Major central banks injected billions of dollars in overnight funds on Thursday and Friday and reassured markets of their support if there was a cash crunch as credit conditions deteriorated. The Bank of Japan provided funds on Monday and the European Central Bank said it would, too.
The peso gained nearly half a percent to 45.52 per dollar and the won rallied 0.3 percent to 928 per dollar after South Korea's finance ministry said the government would act pre-emptively to avert any fallout on local markets. The Singapore dollar, considered a relatively safe haven in Asia, also gained a quarter of a percent.
But the Indonesian rupiah, Asia's highest-yielding currency, stayed weak near one-year lows at 9,345 per dollar. The Taiwan dollar barely moved. Central banks in Malaysia, Indonesia, the Philippines and Taiwan were suspected of selling dollars to support their currencies on Friday.

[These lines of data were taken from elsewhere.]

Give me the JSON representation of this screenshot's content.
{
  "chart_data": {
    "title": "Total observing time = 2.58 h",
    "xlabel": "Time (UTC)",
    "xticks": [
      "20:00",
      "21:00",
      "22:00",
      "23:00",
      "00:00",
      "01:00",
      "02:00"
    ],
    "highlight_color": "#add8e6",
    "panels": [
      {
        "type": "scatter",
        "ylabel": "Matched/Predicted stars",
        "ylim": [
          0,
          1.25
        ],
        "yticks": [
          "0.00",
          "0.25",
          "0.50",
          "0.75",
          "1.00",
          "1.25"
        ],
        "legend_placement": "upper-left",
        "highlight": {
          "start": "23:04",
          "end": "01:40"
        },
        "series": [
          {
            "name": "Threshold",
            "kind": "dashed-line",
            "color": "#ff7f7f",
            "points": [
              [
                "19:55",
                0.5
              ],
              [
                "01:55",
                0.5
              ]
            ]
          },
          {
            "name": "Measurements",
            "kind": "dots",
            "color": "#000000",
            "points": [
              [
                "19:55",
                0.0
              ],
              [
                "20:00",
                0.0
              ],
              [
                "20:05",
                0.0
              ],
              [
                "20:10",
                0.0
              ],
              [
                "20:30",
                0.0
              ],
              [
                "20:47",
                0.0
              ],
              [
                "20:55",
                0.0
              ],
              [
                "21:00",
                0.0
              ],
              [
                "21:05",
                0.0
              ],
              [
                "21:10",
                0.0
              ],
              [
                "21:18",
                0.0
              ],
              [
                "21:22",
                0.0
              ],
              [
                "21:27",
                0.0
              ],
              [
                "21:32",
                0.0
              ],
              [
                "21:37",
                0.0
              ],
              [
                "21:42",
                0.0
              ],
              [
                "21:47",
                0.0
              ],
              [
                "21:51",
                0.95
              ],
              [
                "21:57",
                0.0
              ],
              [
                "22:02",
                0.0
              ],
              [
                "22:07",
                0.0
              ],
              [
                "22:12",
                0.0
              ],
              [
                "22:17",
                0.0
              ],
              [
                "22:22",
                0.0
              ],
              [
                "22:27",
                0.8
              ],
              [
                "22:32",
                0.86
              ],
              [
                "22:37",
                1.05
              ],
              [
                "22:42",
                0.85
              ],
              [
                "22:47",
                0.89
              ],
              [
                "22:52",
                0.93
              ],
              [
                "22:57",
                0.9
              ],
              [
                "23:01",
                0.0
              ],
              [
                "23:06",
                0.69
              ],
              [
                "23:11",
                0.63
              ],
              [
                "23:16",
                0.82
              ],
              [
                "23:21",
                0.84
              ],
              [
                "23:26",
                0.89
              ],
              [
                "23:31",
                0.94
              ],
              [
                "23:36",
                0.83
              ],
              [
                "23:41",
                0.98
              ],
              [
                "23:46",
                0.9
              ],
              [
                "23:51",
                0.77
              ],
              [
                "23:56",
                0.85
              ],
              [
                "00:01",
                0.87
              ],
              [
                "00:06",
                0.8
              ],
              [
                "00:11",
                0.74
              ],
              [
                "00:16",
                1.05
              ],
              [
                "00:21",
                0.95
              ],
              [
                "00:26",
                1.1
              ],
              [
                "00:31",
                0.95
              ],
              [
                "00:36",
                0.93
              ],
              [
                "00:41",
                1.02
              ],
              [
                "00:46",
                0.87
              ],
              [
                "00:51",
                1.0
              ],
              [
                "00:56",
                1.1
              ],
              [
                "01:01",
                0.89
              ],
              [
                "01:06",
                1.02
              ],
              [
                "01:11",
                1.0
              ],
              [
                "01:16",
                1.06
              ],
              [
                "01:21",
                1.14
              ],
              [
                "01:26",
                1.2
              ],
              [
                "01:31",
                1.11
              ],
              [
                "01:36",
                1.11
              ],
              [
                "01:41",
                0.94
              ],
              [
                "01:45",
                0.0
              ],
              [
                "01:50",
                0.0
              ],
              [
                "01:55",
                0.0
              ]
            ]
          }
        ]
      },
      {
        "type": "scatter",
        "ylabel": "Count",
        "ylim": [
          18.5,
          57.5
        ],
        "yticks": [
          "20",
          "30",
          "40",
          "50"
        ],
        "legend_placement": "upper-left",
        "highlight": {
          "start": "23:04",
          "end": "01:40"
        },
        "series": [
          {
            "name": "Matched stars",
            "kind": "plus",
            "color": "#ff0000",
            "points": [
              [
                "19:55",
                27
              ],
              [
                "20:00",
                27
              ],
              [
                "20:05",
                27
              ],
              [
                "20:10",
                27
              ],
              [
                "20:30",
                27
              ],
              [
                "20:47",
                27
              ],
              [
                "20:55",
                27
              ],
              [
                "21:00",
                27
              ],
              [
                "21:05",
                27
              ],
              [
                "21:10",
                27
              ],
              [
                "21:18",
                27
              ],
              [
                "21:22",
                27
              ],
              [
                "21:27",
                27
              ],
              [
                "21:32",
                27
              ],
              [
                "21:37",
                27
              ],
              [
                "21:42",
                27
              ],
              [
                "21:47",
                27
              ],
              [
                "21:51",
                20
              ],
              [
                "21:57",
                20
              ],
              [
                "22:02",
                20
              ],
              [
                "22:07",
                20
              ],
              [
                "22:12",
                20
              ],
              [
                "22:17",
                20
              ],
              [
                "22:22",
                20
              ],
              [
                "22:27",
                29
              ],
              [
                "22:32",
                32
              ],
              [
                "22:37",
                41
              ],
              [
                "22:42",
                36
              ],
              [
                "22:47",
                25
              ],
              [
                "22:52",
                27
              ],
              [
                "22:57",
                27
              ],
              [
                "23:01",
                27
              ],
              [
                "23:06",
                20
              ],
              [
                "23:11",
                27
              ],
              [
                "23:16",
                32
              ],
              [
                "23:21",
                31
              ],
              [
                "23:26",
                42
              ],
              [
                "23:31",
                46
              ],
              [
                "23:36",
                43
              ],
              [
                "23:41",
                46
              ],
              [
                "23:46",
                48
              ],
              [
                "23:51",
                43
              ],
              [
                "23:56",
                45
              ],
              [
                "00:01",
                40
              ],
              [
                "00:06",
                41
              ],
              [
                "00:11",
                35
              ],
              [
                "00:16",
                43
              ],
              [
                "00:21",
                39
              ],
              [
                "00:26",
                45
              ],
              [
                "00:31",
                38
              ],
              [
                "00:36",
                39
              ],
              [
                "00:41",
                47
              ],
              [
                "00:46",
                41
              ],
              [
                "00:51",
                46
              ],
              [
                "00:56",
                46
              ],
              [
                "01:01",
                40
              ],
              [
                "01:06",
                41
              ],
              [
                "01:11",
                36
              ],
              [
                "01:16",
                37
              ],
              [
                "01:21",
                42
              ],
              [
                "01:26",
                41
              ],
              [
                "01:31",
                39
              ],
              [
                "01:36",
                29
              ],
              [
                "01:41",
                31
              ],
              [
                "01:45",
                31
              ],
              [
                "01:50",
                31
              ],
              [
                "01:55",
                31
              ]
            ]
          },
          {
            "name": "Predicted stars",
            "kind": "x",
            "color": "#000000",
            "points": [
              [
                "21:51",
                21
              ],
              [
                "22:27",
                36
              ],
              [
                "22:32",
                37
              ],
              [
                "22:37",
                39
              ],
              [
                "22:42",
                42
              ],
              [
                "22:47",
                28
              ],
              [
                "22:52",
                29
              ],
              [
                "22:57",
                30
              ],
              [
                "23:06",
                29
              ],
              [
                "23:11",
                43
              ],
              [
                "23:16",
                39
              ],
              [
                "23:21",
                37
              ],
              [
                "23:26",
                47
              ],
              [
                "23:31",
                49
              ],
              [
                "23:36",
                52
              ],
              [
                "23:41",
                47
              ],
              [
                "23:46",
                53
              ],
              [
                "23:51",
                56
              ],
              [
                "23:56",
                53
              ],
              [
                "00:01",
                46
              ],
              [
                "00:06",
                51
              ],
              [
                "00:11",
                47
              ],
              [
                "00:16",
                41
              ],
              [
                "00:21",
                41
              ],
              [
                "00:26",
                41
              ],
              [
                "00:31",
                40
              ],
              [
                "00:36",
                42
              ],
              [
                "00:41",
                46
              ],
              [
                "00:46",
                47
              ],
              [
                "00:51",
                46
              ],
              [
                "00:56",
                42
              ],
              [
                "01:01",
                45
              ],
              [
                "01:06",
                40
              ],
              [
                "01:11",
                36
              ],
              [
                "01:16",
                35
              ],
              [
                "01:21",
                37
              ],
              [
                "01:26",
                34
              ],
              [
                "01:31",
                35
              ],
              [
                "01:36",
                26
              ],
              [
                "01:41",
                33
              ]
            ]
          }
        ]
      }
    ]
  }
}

"I am still cautious. It is so difficult to read the situation," said one trader in Manila on Monday. "I sold a few dollars, but just to have a position and just to play the range between 45.50 and 45.75 for now," he said, referring to trades in the peso.
Still, investors were wary of taking on risk as central bankers warned of possible further volatility in financial markets. Japan's economics minister, Hiroko Ota, said she would track the impact of the troubles in the US subprime mortgage sector on the US economy and oil prices.
Australian central bank Governor Glenn Stevens said the US mortgage market situation could deteriorate in the coming year and warned of the risk of a slowdown in the US economy.
"It's quite possible that things could still get a bit worse before getting better. The contagion of this credit issue is starting to be felt even in Asia," Thio Chin Loo, a currency strategist at BNP Paribas, said.
Stock markets in Asia mirrored that uncertainty. Indexes in Thailand and Indonesia were lower while those in South Korea and Hong Kong managed small gains. Thio said it was not certain that the central banks' actions would contain the volatility. "I would be hesitant to say that things have passed the worst but, as it stands, a lot of it is sentiment-driven and it's very hard to determine how sentiment shifts from day to day.
"At this moment, certainly, markets are taking a very short term and cautious approach," she said. Analysts at J.P. Morgan said that while there were short-term risks to regional currencies owing to deepening aversion to risk and likely weakness in equity markets, they would not alter their longer-term bullish views on Asia.